The aim of this work is to improve understanding of turbulence reduction at the L–H transition. The JET correlation reflectometer allows determination of the perpendicular velocity, $v_⊥$, and density fluctuation level, $A_n$, slightly above the outer midplane, from the SOL to inside the pedestal top. L–H transitions were induced at JET using NBI or ICRH in plasmas with different main ion masses and divertor configurations. Earlier studies found no universal edge flow shear across the JET dataset, suggesting that H-mode access is not solely set by the $v_⊥$ profile [C. Silva NF 2021]. No significant variation in $v_⊥$ was detected during the heating ramp, though fast dynamics (<10 ms) near the transition were not explored at that time.
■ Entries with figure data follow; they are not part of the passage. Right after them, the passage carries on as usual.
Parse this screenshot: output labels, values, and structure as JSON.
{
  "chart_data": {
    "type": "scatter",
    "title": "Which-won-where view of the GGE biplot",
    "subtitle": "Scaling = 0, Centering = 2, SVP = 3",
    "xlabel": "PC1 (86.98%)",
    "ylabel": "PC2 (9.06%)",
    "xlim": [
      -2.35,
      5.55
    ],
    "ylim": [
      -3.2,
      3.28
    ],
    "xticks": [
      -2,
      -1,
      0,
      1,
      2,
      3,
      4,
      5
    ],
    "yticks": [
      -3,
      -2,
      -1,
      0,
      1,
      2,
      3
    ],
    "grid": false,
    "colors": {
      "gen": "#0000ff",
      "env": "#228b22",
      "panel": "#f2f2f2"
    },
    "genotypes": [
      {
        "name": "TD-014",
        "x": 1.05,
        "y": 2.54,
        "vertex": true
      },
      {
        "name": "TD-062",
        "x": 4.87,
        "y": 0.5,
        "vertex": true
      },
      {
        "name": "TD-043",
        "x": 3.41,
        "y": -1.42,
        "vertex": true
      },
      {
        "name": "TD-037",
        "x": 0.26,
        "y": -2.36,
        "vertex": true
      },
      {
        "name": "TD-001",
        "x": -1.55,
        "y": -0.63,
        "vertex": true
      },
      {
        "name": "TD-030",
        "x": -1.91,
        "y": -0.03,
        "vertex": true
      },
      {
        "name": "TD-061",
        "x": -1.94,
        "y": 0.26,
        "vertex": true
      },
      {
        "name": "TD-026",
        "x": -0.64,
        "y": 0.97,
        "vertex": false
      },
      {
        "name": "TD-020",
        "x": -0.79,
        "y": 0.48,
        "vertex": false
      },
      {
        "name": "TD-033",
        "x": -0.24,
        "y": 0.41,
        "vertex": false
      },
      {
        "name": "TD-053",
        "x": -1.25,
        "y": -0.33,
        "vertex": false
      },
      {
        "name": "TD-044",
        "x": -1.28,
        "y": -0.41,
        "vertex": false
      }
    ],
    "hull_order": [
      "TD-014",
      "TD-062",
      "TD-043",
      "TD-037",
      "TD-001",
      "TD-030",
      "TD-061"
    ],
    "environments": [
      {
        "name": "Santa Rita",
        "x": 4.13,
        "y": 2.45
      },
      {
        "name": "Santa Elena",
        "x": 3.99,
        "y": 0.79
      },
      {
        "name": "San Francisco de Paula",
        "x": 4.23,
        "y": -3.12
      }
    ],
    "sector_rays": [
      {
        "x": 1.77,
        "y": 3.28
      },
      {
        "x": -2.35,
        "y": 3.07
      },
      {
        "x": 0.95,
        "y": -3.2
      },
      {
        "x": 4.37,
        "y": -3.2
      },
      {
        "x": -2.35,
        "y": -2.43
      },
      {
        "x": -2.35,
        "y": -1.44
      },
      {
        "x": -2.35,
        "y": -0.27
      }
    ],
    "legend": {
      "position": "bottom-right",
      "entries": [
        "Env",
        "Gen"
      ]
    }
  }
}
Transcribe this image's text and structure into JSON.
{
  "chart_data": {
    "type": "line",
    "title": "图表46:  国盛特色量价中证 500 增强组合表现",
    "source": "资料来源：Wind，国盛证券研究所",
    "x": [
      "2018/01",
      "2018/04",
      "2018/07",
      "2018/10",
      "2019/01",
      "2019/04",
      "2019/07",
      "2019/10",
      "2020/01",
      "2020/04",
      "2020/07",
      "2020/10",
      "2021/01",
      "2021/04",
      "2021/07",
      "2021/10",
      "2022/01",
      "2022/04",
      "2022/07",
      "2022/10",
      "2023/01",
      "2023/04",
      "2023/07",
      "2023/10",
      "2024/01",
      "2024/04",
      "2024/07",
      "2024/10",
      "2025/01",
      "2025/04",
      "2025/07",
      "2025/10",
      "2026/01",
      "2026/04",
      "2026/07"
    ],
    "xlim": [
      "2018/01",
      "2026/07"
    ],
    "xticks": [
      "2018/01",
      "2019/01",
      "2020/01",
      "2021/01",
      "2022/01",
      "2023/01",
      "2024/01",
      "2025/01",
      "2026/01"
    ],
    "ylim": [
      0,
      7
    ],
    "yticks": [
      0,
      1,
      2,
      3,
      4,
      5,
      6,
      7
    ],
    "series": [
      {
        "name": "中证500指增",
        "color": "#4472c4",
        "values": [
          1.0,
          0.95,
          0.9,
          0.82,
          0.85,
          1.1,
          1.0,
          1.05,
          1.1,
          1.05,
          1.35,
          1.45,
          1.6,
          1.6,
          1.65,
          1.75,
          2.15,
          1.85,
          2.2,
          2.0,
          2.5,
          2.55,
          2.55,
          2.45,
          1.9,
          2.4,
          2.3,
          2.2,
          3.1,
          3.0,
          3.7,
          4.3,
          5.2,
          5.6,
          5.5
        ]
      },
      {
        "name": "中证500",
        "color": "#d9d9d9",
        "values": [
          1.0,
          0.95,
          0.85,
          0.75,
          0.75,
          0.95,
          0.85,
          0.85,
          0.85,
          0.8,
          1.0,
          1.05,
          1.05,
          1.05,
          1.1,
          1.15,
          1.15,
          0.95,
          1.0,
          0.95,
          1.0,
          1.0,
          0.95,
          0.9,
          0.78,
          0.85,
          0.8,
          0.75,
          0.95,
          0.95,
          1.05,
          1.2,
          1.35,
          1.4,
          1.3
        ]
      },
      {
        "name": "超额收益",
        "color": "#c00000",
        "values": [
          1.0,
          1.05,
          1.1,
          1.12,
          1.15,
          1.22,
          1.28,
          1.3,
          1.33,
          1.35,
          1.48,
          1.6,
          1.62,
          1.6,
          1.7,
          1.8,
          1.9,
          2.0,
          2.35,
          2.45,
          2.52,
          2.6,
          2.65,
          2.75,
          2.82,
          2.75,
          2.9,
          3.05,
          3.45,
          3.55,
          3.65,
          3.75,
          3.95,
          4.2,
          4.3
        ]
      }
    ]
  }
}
New high-temporal-resolution results, obtained in both single-step and long-dithering L–H transitions, indicate that $v_⊥$ and $A_n$ are strongly intermittent, yet show no clear trend in the milliseconds preceding the transition. A robust feature of the L–H transition is the sharp reduction of turbulence on a timescale shorter than 50 μs, localized from the separatrix to the pedestal top. Simultaneously, the density profile steepens, though in a narrower radial region. No clear changes in the edge flow shear are observed before the L–H transition, nor immediately afterward, when turbulence suppression begins. These results highlight current limitations while also defining a path forward, namely the need to characterize turbulence in order to enable validation of physics-based models of the L–H transition.